C’est toujours un peu pareil, les films que l’on attend à un point sont généralement ceux qui nous déçoivent le plus parce qu’on s’en était fait des montagnes ou des rivières merveilleuses, on avait mis la barre très haut par rapport à nos attentes, à nos envies de cinéma, et cela toujours en fonction d’une bande-annonce biaisée, calculée, qui montre ce qu’elle veut, comme elle veut, pour nous vendre et nous convaincre d’un (possible) miracle. Celle d’Inception était un quasi court-métrage à elle seule, sublime et parfait, quelque chose d’assez monumental qui laissait complètement transi, malmenait nos ardeurs et nos impatiences depuis des mois et des mois.

On attendait, dans un souffle retenu, les yeux grands ouverts, un genre de révolution cinématographique, un incroyable thriller onirique capable de tout réinventer, de tout redéfinir, voire de créer sa propre mythologie. Nulle surprise en fait, mais un projet périlleux quelque peu figé, une partie d’échecs (le totem d’Ariane est la pièce du fou) en multiples dimensions dont la finalité n’apporte aucune hantise et aucun bouleversement.

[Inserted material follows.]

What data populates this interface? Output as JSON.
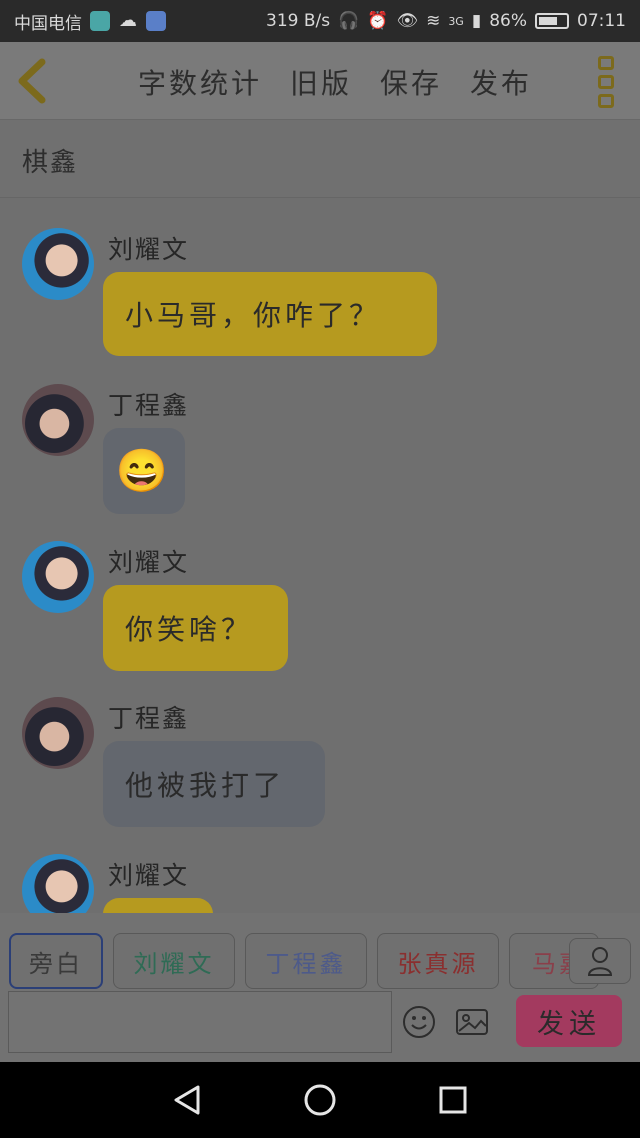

Le problème d’Inception, c’est sa morale en creux, son Rosebud de pacotille (déniché en un lieu qui rappelle le salon intemporel de 2001) qui prévaudraient ceux de tous les Disneys et de toutes les guimauves hollywoodiennes généralement conspuées : vis ta vie et sois toi-même, aie la foi, aime tes enfants et ton père.

Une telle ambition dans la mise en scène, conjuguant splendeurs esthétiques et puissances d’action à la James Bond (ou Mission : Impossible), une telle intelligence dans les moyens déployés, dans une intrigue adroitement élaborée (qui rappelle, entre autres, eXistenZ et The cell), maîtrisée de A à Z, pour finalement délivrer un message aussi stérile, à de quoi pleinement contrarier, et laissant lourd d’une désagréable sensation de vacuité, de tromperie. Non pas que l’art de la manipulation au cinéma soit critiquable en soi, bien au contraire, et ici il fonctionne sans répit et sans pitié comme dans Usual suspects ou Memento (Dom Cobb n’est-il pas, tout simplement et pareil à Leonard Shelby, à la poursuite de son propre pardon, de ses propres certitudes, d’une existence qui serait, enfin, apaisée ?), mais il y a quelque chose de très frustrant à offrir ainsi une résolution si triste, si consensuelle, et qui, rétrospectivement, transforme le film en un jouet qui s’est cassé, rompu par ses secrets.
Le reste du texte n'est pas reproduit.